Jonathan Gray at Blackstone Group thinks he has a new flavor and it’s called "single-family housing" and he is making a huge bet on it becoming grade. He is also quick to point out that Blackstone, and others, are fixing problems for communities, providing affordable housing and putting people to work. Ok, I am smiling. So let’s take a closer look.
Estimates of the size of Blackstone’s single family fund have blossomed in the last three months. Reports grew from $1.5 billion and 10,000 homes closed in January to now over $3.5 billion and 20,000 homes closed. Just recently it was announced that Deutsche Bank would triple the size of a syndicated loan to Blackstone $2.1 billion which will be used to acquire more homes with a target of 60 percent LTV ratio. So this is going to be big. The debt partners include such stalwarts as Credit Suisse, Goldman Sachs, Bank of America and JPMorgan Chase.
Under the premise of ‘loan to own’ my question is do you really want to own 20,000 homes? Owning and managing 20,000 multi-family units is one thing but 20,000 single family dwellings is something that has never been done before. So I got curious about the concept and began to dig deeper.
Blackstone has created an operating partner called ‘Invitation Homes’ which will acquire and manage this new beast and after looking at their website for rental homes in Atlanta I decided to evaluate some of the recent acquisitions made for this fund.

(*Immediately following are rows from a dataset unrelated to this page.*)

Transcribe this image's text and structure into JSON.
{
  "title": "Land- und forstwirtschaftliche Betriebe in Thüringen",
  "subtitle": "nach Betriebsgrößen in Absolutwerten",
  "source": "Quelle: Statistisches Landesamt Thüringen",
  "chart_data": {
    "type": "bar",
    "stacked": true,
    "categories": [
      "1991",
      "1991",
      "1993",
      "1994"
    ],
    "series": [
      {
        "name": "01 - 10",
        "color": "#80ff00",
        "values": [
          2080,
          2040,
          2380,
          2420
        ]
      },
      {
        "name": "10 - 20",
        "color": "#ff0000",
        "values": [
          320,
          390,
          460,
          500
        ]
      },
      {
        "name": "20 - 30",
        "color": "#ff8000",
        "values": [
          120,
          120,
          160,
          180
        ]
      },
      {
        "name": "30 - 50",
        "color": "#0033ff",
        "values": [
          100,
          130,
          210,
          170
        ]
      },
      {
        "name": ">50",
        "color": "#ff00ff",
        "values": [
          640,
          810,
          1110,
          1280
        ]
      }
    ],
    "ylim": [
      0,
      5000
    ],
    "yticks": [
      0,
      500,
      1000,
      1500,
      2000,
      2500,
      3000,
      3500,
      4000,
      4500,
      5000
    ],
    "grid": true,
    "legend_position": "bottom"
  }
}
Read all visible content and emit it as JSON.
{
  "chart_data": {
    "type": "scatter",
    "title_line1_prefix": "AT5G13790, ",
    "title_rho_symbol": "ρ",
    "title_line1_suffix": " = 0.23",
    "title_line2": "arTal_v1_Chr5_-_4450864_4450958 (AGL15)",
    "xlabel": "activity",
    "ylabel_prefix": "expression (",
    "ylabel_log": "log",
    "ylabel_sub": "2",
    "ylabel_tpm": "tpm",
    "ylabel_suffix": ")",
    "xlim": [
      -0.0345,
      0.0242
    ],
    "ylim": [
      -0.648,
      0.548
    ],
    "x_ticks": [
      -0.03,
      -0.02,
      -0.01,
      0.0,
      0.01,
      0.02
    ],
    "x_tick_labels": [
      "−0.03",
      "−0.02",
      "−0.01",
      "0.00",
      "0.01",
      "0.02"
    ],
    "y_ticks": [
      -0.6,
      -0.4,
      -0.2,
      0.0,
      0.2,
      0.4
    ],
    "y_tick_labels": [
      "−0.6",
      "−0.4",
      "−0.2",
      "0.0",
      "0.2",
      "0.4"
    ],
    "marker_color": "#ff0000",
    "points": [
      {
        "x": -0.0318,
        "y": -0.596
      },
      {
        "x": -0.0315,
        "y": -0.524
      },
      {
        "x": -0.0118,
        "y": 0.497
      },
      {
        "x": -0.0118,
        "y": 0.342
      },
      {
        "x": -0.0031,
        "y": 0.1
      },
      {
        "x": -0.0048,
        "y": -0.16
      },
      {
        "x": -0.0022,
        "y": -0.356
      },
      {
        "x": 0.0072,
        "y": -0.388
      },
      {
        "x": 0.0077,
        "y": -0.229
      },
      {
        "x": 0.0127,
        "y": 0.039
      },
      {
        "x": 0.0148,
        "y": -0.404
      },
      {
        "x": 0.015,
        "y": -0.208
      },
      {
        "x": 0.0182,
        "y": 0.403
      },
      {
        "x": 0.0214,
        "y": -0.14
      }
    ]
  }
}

I compiled sales information on 87 homes acquired for about $10M million by Invitation since last August in three counties around Atlanta. The homes averaged just under 2,000 sq. ft. and were acquired for about $117,000 apiece.
Since some of the homes were still being warehoused or renovated I used Zillow, an internet based comparable and valuation service, to determine how they were doing. Zillow uses some dynamic data crunching to come up with what it calls “Zestimates” for current value and approximate rental value. The goodis that it seems that there is some buying power in this strategy as the current ‘Zestimated’ value of these homes is almost $12 million with a combined annual rental value of $1.2 million. Also in terms of cost to replacement they are buying them on average below $60 per sq. ft.
Of course on average Blackstone estimates another 10 percent spent on capital and at least 60 days of downtime. In order to evaluate peak-to-trough pricing, I narrowed down 62 homes which had previous sales reported between 2000 and 2007 and evaluated the difference in pricing (i.e. the discount) to which Invitation acquired the homes against the highest recorded sale during that period. (Not that I believe we will return to 2006 pricing anytime soon, but it is a measure that seems significant.)
In fact many of the counties where I obtained the sales information have even classified sales during these years as “not typical of market conditions” for tax assessment purposes. Be that as it may, all of us home owners can dream can’t we? On average they were able to acquire these homes at a 41 percent discount to previously recorded high prices. Not bad. But good seem to be all the more difficult to come by as the housing recovery continues to build steam.
If you ran an investment analysis of all of these homes and assumed downtime etc. you would probably do fairly well. But that is not the optimum end goal for Blackstone. They want to take this investment public and that is where they hope to generate the highest and best returns for their investors.
With the potential for rising mortgage interest rates and increased scrutiny and down payment requirements for home buyers, rental housing is poised to grow significantly. On the flip side, home values will certainly be impacted when borrowing rates go up.
It will be very interesting to see if Blackstone and others can turn single family into a new favorite flavor. But it is clear that this is new territory and undoubtedly it may be a rocky road.